# Plaster vs concrete ceilings



## ClarenceBauer (Mar 4, 2005)

Most interior ceilings were Gypsum plaster.
Exterior soffits ( ceilings ) were cement plaster.
Plaster would be softer than cement.
Both would sound about the same when knocked on.
What is the finish surface ?
What color is the finish surface ?


----------



## erikjscott (Jul 24, 2015)

It is a new apartment I just purchased. Trying to get popcorn ceilings removed and recessed lighting put in. Contractor hasn't seen the place in person yet (Because I am in contract - haven't closed yet), but he said popcorn ceilings were usually used on cement ceilings and recessed lighting might not be possible.
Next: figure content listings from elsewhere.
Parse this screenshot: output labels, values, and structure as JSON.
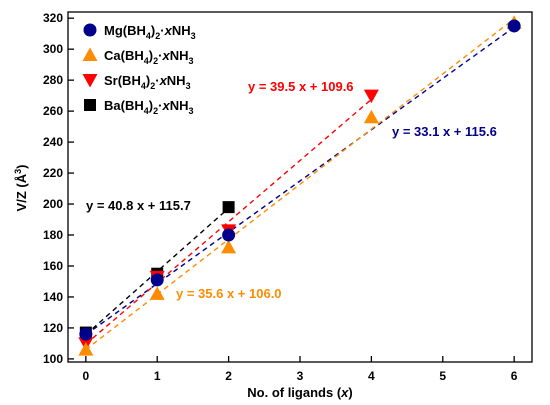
{
  "chart_data": {
    "type": "scatter",
    "title": "",
    "xlabel": "No. of ligands (x)",
    "ylabel": "V/Z (Å³)",
    "xlim": [
      -0.25,
      6.25
    ],
    "ylim": [
      98,
      324
    ],
    "xticks": [
      0,
      1,
      2,
      3,
      4,
      5,
      6
    ],
    "yticks": [
      100,
      120,
      140,
      160,
      180,
      200,
      220,
      240,
      260,
      280,
      300,
      320
    ],
    "legend_position": "top-left",
    "grid": false,
    "series": [
      {
        "name": "Mg(BH4)2·xNH3",
        "marker": "circle",
        "color": "#00008b",
        "x": [
          0,
          1,
          2,
          6
        ],
        "y": [
          116,
          151,
          180,
          315
        ],
        "fit": {
          "slope": 33.1,
          "intercept": 115.6,
          "label": "y = 33.1 x + 115.6"
        }
      },
      {
        "name": "Ca(BH4)2·xNH3",
        "marker": "triangle-up",
        "color": "#ff8c00",
        "x": [
          0,
          1,
          2,
          4,
          6
        ],
        "y": [
          106,
          142,
          172,
          256,
          317
        ],
        "fit": {
          "slope": 35.6,
          "intercept": 106.0,
          "label": "y = 35.6 x + 106.0"
        }
      },
      {
        "name": "Sr(BH4)2·xNH3",
        "marker": "triangle-down",
        "color": "#ff0000",
        "x": [
          0,
          1,
          2,
          4
        ],
        "y": [
          110,
          153,
          183,
          270
        ],
        "fit": {
          "slope": 39.5,
          "intercept": 109.6,
          "label": "y = 39.5 x + 109.6"
        }
      },
      {
        "name": "Ba(BH4)2·xNH3",
        "marker": "square",
        "color": "#000000",
        "x": [
          0,
          1,
          2
        ],
        "y": [
          117,
          155,
          198
        ],
        "fit": {
          "slope": 40.8,
          "intercept": 115.7,
          "label": "y = 40.8 x + 115.7"
        }
      }
    ]
  }
}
Picture has track lighting which makes me think that it is cement, unless the previous owner just didn't want to deal with having electric installed for the lighting.

This is the ceiling:


----------



## ClarenceBauer (Mar 4, 2005)

If it is a condo / apartment it could very well be a cement ceiling.

If a privet residence not very likely to be cement plaster.


----------



## Guap0_ (Dec 2, 2017)

Where is it, how many floors is it & when was it built?


----------



## SPS-1 (Oct 21, 2008)

erikjscott said:


> ....he said popcorn ceilings were usually used on cement ceilings...



Also used on drywall when they don't want to spend the time and money to make the ceiling visibly flat and smooth.


----------